A consciência inteira se imerge no Senhor num olhar silencioso longe de toda agitação, para além do caos, da confusão, da ansiedade. 
Dá-se o contato com a obscuridade luminosa de que falam os santos e, por um instante, o cristão percebe e como que toca o Infinito, momentos que podem se repetir na vida do seguidor de Cristo, desde que se ponha em condições de se unir a seu Criador lá no íntimo de si mesmo. 
Trata-se de uma liturgia pessoal que é um reflexo da liturgia celeste, ou seja, o degustar da eternidade no tempo. 
A alma consegue ir além das palavras para simplesmente estar com Deus.

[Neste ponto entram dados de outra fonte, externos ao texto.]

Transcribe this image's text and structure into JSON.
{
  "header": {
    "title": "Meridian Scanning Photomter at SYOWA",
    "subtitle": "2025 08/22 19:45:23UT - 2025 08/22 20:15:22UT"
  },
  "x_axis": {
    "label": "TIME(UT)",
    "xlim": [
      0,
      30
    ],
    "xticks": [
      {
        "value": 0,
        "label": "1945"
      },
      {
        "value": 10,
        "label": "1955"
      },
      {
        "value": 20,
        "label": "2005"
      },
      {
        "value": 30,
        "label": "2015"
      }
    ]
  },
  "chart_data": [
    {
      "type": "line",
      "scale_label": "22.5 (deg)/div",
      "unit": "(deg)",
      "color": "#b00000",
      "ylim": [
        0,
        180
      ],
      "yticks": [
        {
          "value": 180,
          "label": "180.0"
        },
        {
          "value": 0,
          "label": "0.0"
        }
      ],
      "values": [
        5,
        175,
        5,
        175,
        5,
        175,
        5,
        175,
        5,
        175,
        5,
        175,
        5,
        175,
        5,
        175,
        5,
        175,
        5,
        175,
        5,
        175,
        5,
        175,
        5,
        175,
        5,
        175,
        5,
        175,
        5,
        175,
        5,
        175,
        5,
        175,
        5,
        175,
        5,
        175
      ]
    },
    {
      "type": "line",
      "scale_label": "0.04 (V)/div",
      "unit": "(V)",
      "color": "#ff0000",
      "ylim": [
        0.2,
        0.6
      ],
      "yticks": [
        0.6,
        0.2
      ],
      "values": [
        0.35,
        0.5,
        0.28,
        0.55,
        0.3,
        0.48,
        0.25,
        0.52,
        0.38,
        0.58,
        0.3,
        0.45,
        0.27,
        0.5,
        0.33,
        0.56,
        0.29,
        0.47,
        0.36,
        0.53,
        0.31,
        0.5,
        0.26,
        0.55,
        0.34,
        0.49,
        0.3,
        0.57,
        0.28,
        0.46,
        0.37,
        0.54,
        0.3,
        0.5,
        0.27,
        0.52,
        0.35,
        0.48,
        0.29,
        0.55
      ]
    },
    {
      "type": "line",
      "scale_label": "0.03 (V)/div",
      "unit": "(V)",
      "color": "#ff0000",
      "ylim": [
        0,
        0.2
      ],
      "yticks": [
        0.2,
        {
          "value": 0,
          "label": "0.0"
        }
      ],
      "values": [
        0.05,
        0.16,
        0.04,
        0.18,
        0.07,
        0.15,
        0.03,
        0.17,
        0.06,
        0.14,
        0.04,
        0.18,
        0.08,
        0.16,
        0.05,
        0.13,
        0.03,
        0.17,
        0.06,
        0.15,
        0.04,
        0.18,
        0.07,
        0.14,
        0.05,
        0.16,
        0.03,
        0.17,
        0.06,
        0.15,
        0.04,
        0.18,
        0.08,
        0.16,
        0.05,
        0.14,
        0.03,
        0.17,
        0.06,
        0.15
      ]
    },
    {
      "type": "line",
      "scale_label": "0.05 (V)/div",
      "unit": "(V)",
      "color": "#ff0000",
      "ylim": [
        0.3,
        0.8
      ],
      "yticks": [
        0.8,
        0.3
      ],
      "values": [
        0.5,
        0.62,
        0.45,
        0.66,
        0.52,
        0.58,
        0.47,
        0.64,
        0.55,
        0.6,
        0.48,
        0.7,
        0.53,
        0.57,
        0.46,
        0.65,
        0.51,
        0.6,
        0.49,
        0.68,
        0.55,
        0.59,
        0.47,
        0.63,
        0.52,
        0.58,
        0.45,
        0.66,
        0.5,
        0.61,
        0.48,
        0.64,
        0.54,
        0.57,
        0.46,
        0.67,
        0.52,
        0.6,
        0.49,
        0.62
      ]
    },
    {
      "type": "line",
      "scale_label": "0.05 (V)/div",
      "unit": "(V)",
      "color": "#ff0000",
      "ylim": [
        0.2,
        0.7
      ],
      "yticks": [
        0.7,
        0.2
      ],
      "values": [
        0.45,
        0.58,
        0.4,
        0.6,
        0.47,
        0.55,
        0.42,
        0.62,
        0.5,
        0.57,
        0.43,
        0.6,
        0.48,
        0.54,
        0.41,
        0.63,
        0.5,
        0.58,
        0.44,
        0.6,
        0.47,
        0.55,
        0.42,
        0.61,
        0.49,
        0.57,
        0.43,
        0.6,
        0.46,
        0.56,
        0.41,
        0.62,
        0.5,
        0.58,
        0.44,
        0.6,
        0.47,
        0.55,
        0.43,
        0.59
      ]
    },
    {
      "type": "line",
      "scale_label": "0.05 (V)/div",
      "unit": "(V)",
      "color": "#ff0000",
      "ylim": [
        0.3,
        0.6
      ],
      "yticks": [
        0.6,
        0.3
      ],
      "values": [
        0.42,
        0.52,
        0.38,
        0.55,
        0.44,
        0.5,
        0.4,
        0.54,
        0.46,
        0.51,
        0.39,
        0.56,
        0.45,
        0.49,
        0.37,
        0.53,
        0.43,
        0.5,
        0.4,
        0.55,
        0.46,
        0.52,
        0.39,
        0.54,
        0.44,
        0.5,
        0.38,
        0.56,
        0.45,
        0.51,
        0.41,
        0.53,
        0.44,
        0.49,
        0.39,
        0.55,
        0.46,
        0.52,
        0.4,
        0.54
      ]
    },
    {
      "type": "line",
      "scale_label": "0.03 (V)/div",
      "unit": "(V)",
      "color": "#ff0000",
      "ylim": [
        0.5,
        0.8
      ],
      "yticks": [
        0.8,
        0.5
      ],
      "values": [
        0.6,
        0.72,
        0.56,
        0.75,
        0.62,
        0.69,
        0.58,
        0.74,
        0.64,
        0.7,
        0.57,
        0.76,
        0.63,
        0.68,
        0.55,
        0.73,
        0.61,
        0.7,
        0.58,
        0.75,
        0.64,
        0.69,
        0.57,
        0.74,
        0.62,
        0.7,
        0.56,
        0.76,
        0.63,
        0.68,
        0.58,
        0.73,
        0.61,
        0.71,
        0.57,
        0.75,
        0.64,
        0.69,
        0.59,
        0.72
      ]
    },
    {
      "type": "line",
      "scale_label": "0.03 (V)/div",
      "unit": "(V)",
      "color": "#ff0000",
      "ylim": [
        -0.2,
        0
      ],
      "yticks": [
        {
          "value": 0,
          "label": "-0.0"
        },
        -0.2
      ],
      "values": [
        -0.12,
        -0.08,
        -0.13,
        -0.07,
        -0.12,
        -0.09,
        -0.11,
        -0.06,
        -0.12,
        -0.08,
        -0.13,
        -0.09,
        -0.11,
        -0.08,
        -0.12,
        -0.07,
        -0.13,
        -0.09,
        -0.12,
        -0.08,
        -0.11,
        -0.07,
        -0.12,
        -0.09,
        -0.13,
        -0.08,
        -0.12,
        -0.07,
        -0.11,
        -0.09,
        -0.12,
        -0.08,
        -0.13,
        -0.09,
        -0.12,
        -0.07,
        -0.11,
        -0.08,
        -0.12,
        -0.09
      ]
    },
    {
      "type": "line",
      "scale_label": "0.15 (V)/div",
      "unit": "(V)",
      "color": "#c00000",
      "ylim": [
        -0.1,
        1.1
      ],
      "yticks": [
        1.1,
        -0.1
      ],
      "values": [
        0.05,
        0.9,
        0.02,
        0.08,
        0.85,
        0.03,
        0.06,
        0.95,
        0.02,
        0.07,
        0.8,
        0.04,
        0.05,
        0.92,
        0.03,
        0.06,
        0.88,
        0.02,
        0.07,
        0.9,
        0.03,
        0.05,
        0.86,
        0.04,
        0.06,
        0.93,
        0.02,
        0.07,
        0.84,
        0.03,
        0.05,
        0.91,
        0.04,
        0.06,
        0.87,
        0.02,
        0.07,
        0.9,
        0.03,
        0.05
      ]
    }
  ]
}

Este articulista que morou com o Arcebispo Dom Oscar de Oliveira durante seu episcopado de vinte e oito anos em Mariana escutou várias vezes dele ao voltar o sábio Antístite de suas Visitas Pastorais que muitos eram os fiéis que, embora sem grande cultura, viviam uma vida intensa de oração. 
Possuíam uma acendrada espiritualidade. É que o importante é não colocar óbices a ação do Divino Espírito Santo e deixar que Ele fale. Saber escutar. 
Como ocorreu com o Profeta Elias, Deus não está na rajada do vento, nem num terremoto, nem no fogo, mas sim num leve sussurro do silêncio (1Reis 19,11), numa suave brisa. 
A presença de Deus é quase imperceptível, mas percebida pelos que penetram no país do silêncio interior pela porta estreita que leva à união com Ele que amadurece os seus desígnios no sossego de uma prece tranqüila. Para isto o fiel deve estar despojado de si mesmo para captar a eternidade no tempo numa intuição que ultrapassa as emoções, as tensões na descoberta daquele no qual se vive.
O ser do cristão fica escondido com Cristo em Deus, como falou São Paulo aos Colossenses.
Para isto, aconselha este Apóstolo, cumpre se interessar pelas coisas celestes e não pelas coisas terrenas (Cl 3, 2-4). 
Tal atitude supõe constância dia a dia, uma prática cotidiana é a chave que abre para a vastidão da imensidade do Todo-poderoso. 
Isto é a graça maravilhosa de quem sabe orar através da prece da quietude, pérola de grande preço. 
Sem intermitências não se esquece de seu Senhor. 
Feliz, porém, aquele que procura perseverantemente passar sempre pela porta estreita que conduz assim a um contato profundo com Deus, pois pode já na terra degustar um pouco das delícias eternas! 


 Fonte: Côn. José Geraldo Vidigal de Carvalho 
Professor no Seminário de Mariana durante 40 anos.